Methods: A questionnaire was sent to members of local and national MFS and EDS societies. The questionnaire evaluated the presence of GI and pelvic floor symptoms and diagnoses. The presence of FGIDs was confirmed using Rome III criteria. Quality of life was evaluated and scored with the CDC quality of life.

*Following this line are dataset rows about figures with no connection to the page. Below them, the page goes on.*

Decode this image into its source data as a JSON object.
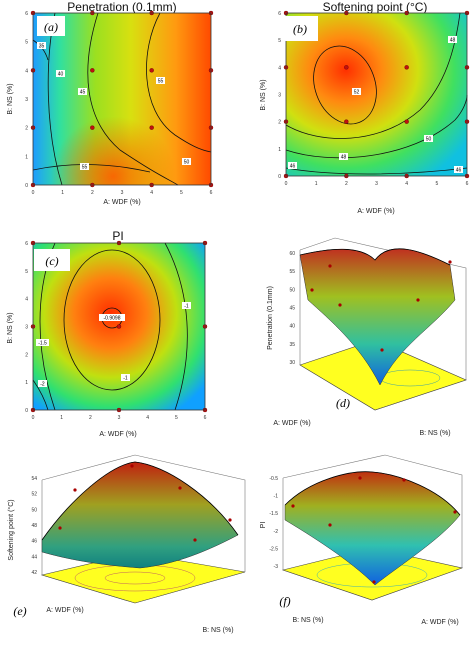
{
  "chart_data": [
    {
      "panel": "(a)",
      "type": "heatmap",
      "title": "Penetration  (0.1mm)",
      "xlabel": "A: WDF (%)",
      "ylabel": "B: NS (%)",
      "xlim": [
        0,
        6
      ],
      "ylim": [
        0,
        6
      ],
      "x_ticks": [
        "0",
        "1",
        "2",
        "3",
        "4",
        "5",
        "6"
      ],
      "y_ticks": [
        "0",
        "1",
        "2",
        "3",
        "4",
        "5",
        "6"
      ],
      "contour_labels": [
        "35",
        "40",
        "45",
        "55",
        "55",
        "50"
      ],
      "design_points": [
        [
          0,
          0
        ],
        [
          2,
          0
        ],
        [
          4,
          0
        ],
        [
          6,
          0
        ],
        [
          0,
          2
        ],
        [
          2,
          2
        ],
        [
          4,
          2
        ],
        [
          6,
          2
        ],
        [
          0,
          4
        ],
        [
          2,
          4
        ],
        [
          4,
          4
        ],
        [
          6,
          4
        ],
        [
          0,
          6
        ],
        [
          2,
          6
        ],
        [
          4,
          6
        ],
        [
          6,
          6
        ]
      ]
    },
    {
      "panel": "(b)",
      "type": "heatmap",
      "title": "Softening point (°C)",
      "xlabel": "A: WDF (%)",
      "ylabel": "B: NS (%)",
      "xlim": [
        0,
        6
      ],
      "ylim": [
        0,
        6
      ],
      "x_ticks": [
        "0",
        "1",
        "2",
        "3",
        "4",
        "5",
        "6"
      ],
      "y_ticks": [
        "0",
        "1",
        "2",
        "3",
        "4",
        "5",
        "6"
      ],
      "contour_labels": [
        "48",
        "52",
        "50",
        "48",
        "46",
        "46"
      ],
      "design_points": [
        [
          0,
          0
        ],
        [
          2,
          0
        ],
        [
          4,
          0
        ],
        [
          6,
          0
        ],
        [
          0,
          2
        ],
        [
          2,
          2
        ],
        [
          4,
          2
        ],
        [
          6,
          2
        ],
        [
          0,
          4
        ],
        [
          2,
          4
        ],
        [
          4,
          4
        ],
        [
          6,
          4
        ],
        [
          0,
          6
        ],
        [
          2,
          6
        ],
        [
          4,
          6
        ],
        [
          6,
          6
        ]
      ]
    },
    {
      "panel": "(c)",
      "type": "heatmap",
      "title": "PI",
      "xlabel": "A: WDF (%)",
      "ylabel": "B: NS (%)",
      "xlim": [
        0,
        6
      ],
      "ylim": [
        0,
        6
      ],
      "x_ticks": [
        "0",
        "1",
        "2",
        "3",
        "4",
        "5",
        "6"
      ],
      "y_ticks": [
        "0",
        "1",
        "2",
        "3",
        "4",
        "5",
        "6"
      ],
      "contour_labels": [
        "-0.9098",
        "-1",
        "-1",
        "-1.5",
        "-2"
      ],
      "design_points": [
        [
          0,
          0
        ],
        [
          3,
          0
        ],
        [
          6,
          0
        ],
        [
          0,
          3
        ],
        [
          3,
          3
        ],
        [
          6,
          3
        ],
        [
          0,
          6
        ],
        [
          3,
          6
        ],
        [
          6,
          6
        ]
      ]
    },
    {
      "panel": "(d)",
      "type": "surface",
      "zlabel": "Penetration  (0.1mm)",
      "xlabel": "A: WDF (%)",
      "ylabel": "B: NS (%)",
      "z_ticks": [
        "30",
        "35",
        "40",
        "45",
        "50",
        "55",
        "60"
      ],
      "zlim": [
        30,
        60
      ]
    },
    {
      "panel": "(e)",
      "type": "surface",
      "zlabel": "Softening point (°C)",
      "xlabel": "A: WDF (%)",
      "ylabel": "B: NS (%)",
      "z_ticks": [
        "42",
        "44",
        "46",
        "48",
        "50",
        "52",
        "54"
      ],
      "zlim": [
        42,
        54
      ]
    },
    {
      "panel": "(f)",
      "type": "surface",
      "zlabel": "PI",
      "xlabel": "A: WDF (%)",
      "ylabel": "B: NS (%)",
      "z_ticks": [
        "-3",
        "-2.5",
        "-2",
        "-1.5",
        "-1",
        "-0.5"
      ],
      "zlim": [
        -3,
        -0.5
      ]
    }
  ]
}
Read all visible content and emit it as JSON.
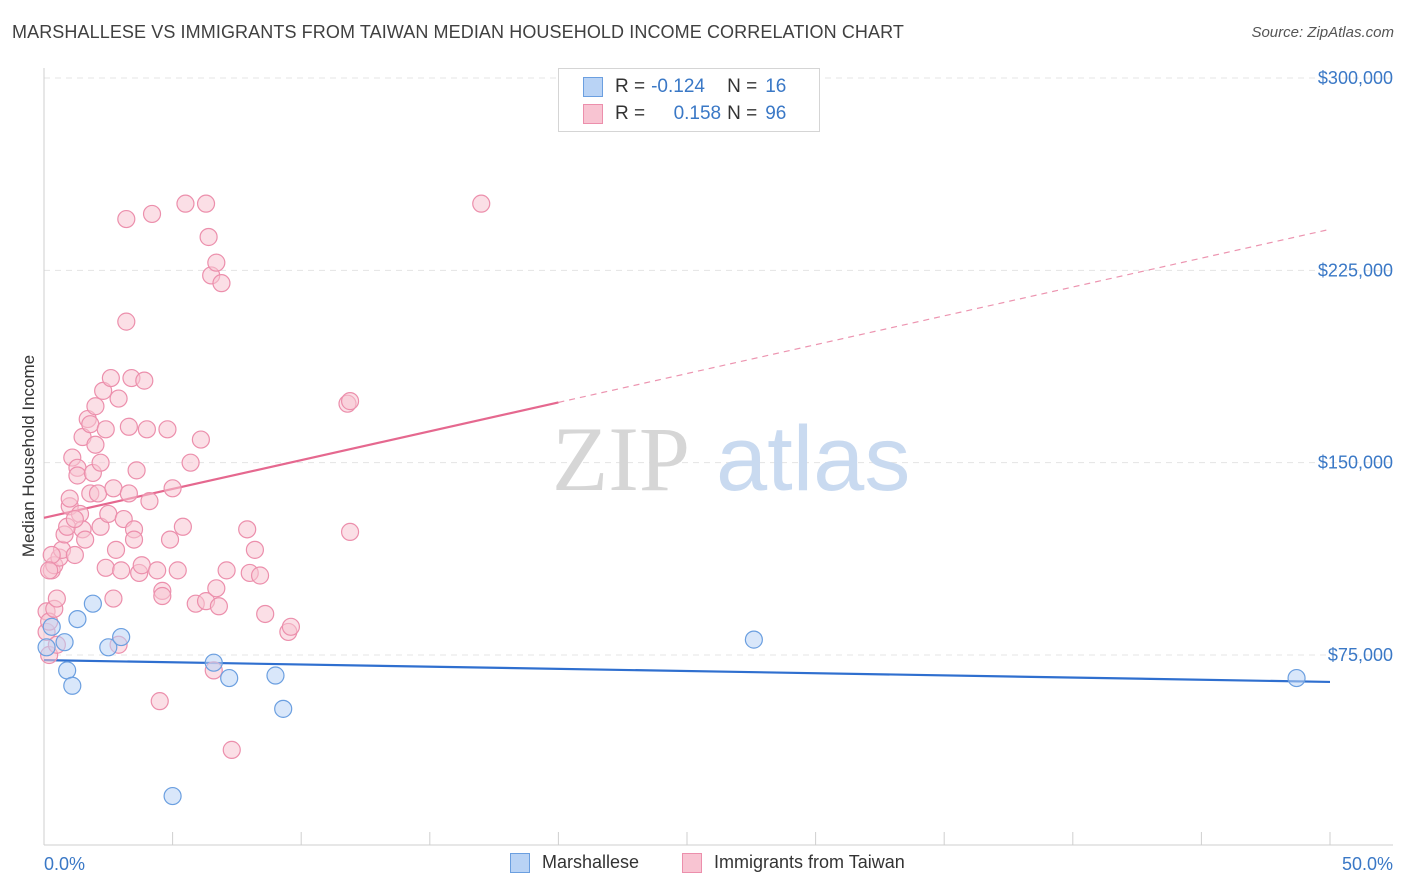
{
  "title": "MARSHALLESE VS IMMIGRANTS FROM TAIWAN MEDIAN HOUSEHOLD INCOME CORRELATION CHART",
  "source": "Source: ZipAtlas.com",
  "watermark": {
    "zip": "ZIP",
    "atlas": "atlas"
  },
  "legend": {
    "r_label": "R =",
    "n_label": "N =",
    "rows": [
      {
        "r": "-0.124",
        "n": "16"
      },
      {
        "r": "0.158",
        "n": "96"
      }
    ]
  },
  "colors": {
    "marshallese_fill": "#b9d3f5",
    "marshallese_stroke": "#6b9fe0",
    "marshallese_line": "#2f6fcf",
    "taiwan_fill": "#f8c4d2",
    "taiwan_stroke": "#ec8fac",
    "taiwan_line": "#e5688f",
    "tick_text": "#3a78c6"
  },
  "chart_data": {
    "type": "scatter",
    "title": "MARSHALLESE VS IMMIGRANTS FROM TAIWAN MEDIAN HOUSEHOLD INCOME CORRELATION CHART",
    "xlabel": "",
    "ylabel": "Median Household Income",
    "xlim": [
      0,
      50
    ],
    "ylim": [
      10000,
      315000
    ],
    "x_tick_labels": [
      "0.0%",
      "50.0%"
    ],
    "y_ticks": [
      75000,
      150000,
      225000,
      300000
    ],
    "y_tick_labels": [
      "$75,000",
      "$150,000",
      "$225,000",
      "$300,000"
    ],
    "grid": true,
    "legend_position": "top-center",
    "series": [
      {
        "name": "Marshallese",
        "r": -0.124,
        "n": 16,
        "trend": {
          "x": [
            0,
            50
          ],
          "y": [
            73000,
            64500
          ],
          "dashed_from": null
        },
        "points": [
          [
            0.1,
            78000
          ],
          [
            0.3,
            86000
          ],
          [
            0.8,
            80000
          ],
          [
            0.9,
            69000
          ],
          [
            1.1,
            63000
          ],
          [
            1.3,
            89000
          ],
          [
            1.9,
            95000
          ],
          [
            2.5,
            78000
          ],
          [
            3.0,
            82000
          ],
          [
            5.0,
            20000
          ],
          [
            6.6,
            72000
          ],
          [
            7.2,
            66000
          ],
          [
            9.0,
            67000
          ],
          [
            9.3,
            54000
          ],
          [
            27.6,
            81000
          ],
          [
            48.7,
            66000
          ]
        ]
      },
      {
        "name": "Immigrants from Taiwan",
        "r": 0.158,
        "n": 96,
        "trend": {
          "x": [
            0,
            50
          ],
          "y": [
            128500,
            241000
          ],
          "dashed_from": 20
        },
        "points": [
          [
            0.1,
            84000
          ],
          [
            0.1,
            92000
          ],
          [
            0.2,
            75000
          ],
          [
            0.2,
            88000
          ],
          [
            0.3,
            108000
          ],
          [
            0.4,
            93000
          ],
          [
            0.4,
            110000
          ],
          [
            0.5,
            79000
          ],
          [
            0.6,
            113000
          ],
          [
            0.7,
            116000
          ],
          [
            0.8,
            122000
          ],
          [
            0.9,
            125000
          ],
          [
            1.0,
            133000
          ],
          [
            1.0,
            136000
          ],
          [
            1.1,
            152000
          ],
          [
            1.2,
            114000
          ],
          [
            1.3,
            148000
          ],
          [
            1.3,
            145000
          ],
          [
            1.4,
            130000
          ],
          [
            1.5,
            124000
          ],
          [
            1.5,
            160000
          ],
          [
            1.6,
            120000
          ],
          [
            1.7,
            167000
          ],
          [
            1.8,
            165000
          ],
          [
            1.8,
            138000
          ],
          [
            1.9,
            146000
          ],
          [
            2.0,
            172000
          ],
          [
            2.0,
            157000
          ],
          [
            2.1,
            138000
          ],
          [
            2.2,
            125000
          ],
          [
            2.2,
            150000
          ],
          [
            2.3,
            178000
          ],
          [
            2.4,
            163000
          ],
          [
            2.4,
            109000
          ],
          [
            2.5,
            130000
          ],
          [
            2.6,
            183000
          ],
          [
            2.7,
            140000
          ],
          [
            2.8,
            116000
          ],
          [
            2.9,
            175000
          ],
          [
            2.9,
            79000
          ],
          [
            3.0,
            108000
          ],
          [
            3.1,
            128000
          ],
          [
            3.2,
            205000
          ],
          [
            3.2,
            245000
          ],
          [
            3.3,
            138000
          ],
          [
            3.3,
            164000
          ],
          [
            3.4,
            183000
          ],
          [
            3.5,
            124000
          ],
          [
            3.6,
            147000
          ],
          [
            3.7,
            107000
          ],
          [
            3.8,
            110000
          ],
          [
            3.9,
            182000
          ],
          [
            4.0,
            163000
          ],
          [
            4.1,
            135000
          ],
          [
            4.2,
            247000
          ],
          [
            4.4,
            108000
          ],
          [
            4.5,
            57000
          ],
          [
            4.6,
            100000
          ],
          [
            4.6,
            98000
          ],
          [
            4.8,
            163000
          ],
          [
            4.9,
            120000
          ],
          [
            5.0,
            140000
          ],
          [
            5.2,
            108000
          ],
          [
            5.4,
            125000
          ],
          [
            5.5,
            251000
          ],
          [
            5.7,
            150000
          ],
          [
            5.9,
            95000
          ],
          [
            6.1,
            159000
          ],
          [
            6.3,
            96000
          ],
          [
            6.3,
            251000
          ],
          [
            6.4,
            238000
          ],
          [
            6.5,
            223000
          ],
          [
            6.6,
            69000
          ],
          [
            6.7,
            228000
          ],
          [
            6.7,
            101000
          ],
          [
            6.8,
            94000
          ],
          [
            6.9,
            220000
          ],
          [
            7.1,
            108000
          ],
          [
            7.3,
            38000
          ],
          [
            7.9,
            124000
          ],
          [
            8.0,
            107000
          ],
          [
            8.2,
            116000
          ],
          [
            8.4,
            106000
          ],
          [
            8.6,
            91000
          ],
          [
            9.5,
            84000
          ],
          [
            9.6,
            86000
          ],
          [
            11.8,
            173000
          ],
          [
            11.9,
            174000
          ],
          [
            11.9,
            123000
          ],
          [
            17.0,
            251000
          ],
          [
            0.3,
            114000
          ],
          [
            0.5,
            97000
          ],
          [
            1.2,
            128000
          ],
          [
            2.7,
            97000
          ],
          [
            3.5,
            120000
          ],
          [
            0.2,
            108000
          ]
        ]
      }
    ]
  },
  "bottom_legend": [
    "Marshallese",
    "Immigrants from Taiwan"
  ]
}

Key results: Overall, 3934 patients completed the questionnaire, from which 1804 reported that they had some form of EDS and 600 had MFS. In total, 93% of patients with EDS complained of GI symptoms and qualified for at least one FGID compared with 69.8% of patients with MFS. When comparing EDS prevalence of upper and lower GI symptoms as well as FGIDs, subjects with EDS reported significantly higher prevalence of Rome III FGIDs as compared with those with MFS. Irritable bowel syndrome (57.8% vs. 27.0%, P<0.001), functional dyspepsia (FD) (55.4% vs. 25.0%, P<0.001), postprandial distress (49.6% vs. 21.7%, P<0.001), heartburn (33.1% vs. 16.8%, P<0.001), dysphagia (28.5% vs. 18.3%, P<0.001), aerophagia (24.7% vs. 12.3%, P<0.001), and nausea (24.7% vs. 7.2%, P<0.001) were all significantly greater in the EDS population compared with MFS population. The prevalence of FGIDs was similar across subtypes of EDS. In general, participants with EDS were more likely to have nearly all pelvic floor symptoms as compared with participants with MFS.
Conclusions: The prevalence of FGIDs and pelvic floor symptoms in EDS is higher than that found in MFS. The prevalence of FGIDs were similar across EDS subtypes. This study supports the mounting evidence for FGIDs in those with connective tissue diseases, but more specifically, in EDS.